Potential solution Expose a function to flush logs manually. The Node.js client allows this.
Somewhat related to: https://github.com/DataDog/browser-sdk/issues/767 https://github.com/DataDog/browser-sdk/issues/956
~~I've found a workaround by triggering a visibilitychange
event similar to your tests but unsure what the downstream implications of this could be.~~
EDIT: The workaround does not work
Also relevant to #432 (service workers are both short-lived and don't have comparable page exit events to observe)
Hello,
For manual flush, we want to be careful and avoid to end up in situations where every event is sent in a dedicated request, impacting both the end user bandwidth and our servers traffic.
An approach that we were considering was to to trigger a flush when calling the stopSession()
API (not yet implemented in logs), forcing the sending of the last events with the end of the session.
Would it be helpful for your use cases?
@bcaudan From what I understand, that's functionality equivalent to a manual flush so I believe it would be :)
Does stopSession()
have a delay, or is it a synchronous call? I recognize the dangers of exposing an easy way to overload your servers - maybe a middle ground could be a rate limit so end users attempt a custom batching solution that works for them?
Does stopSession() have a delay, or is it a synchronous call?
it is a synchronous call.
maybe a middle ground could be a rate limit so end users attempt a custom batching solution that works for them
Rate limiting a manual flush API would indeed be an interesting tradeoff, we'll keep this approach in mind.

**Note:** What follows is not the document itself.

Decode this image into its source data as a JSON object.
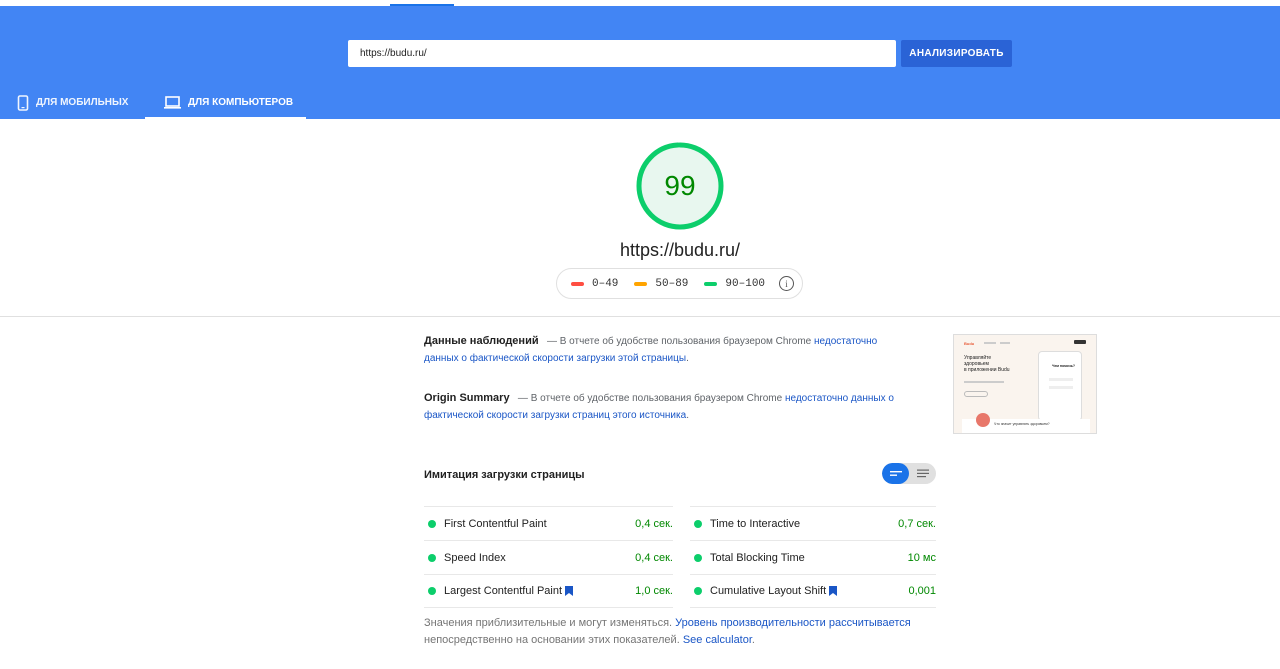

We have a similar use-case for our Office Add-in, where users will generally have completed their interactions and closed the add-in iframe in which our application runs in under 30 seconds.
As a workaround, it seems manually raising a freeze
event will force any batched messages to be flushed:
document.dispatchEvent(new Event('freeze'));
The above workaround does work as long as allowUntrustedEvents
is set to true
in the init configuration.
+1 to exposing this.
would be really nice to have this for local development. Often I want to test if some more complex logger calls appear properly in DD, so I trigger them and then have to sit around waiting for the API call to send them
Hello @zacaj , For local development, I suggest using the browser SDK extension which allow you to see the events collected, among other things.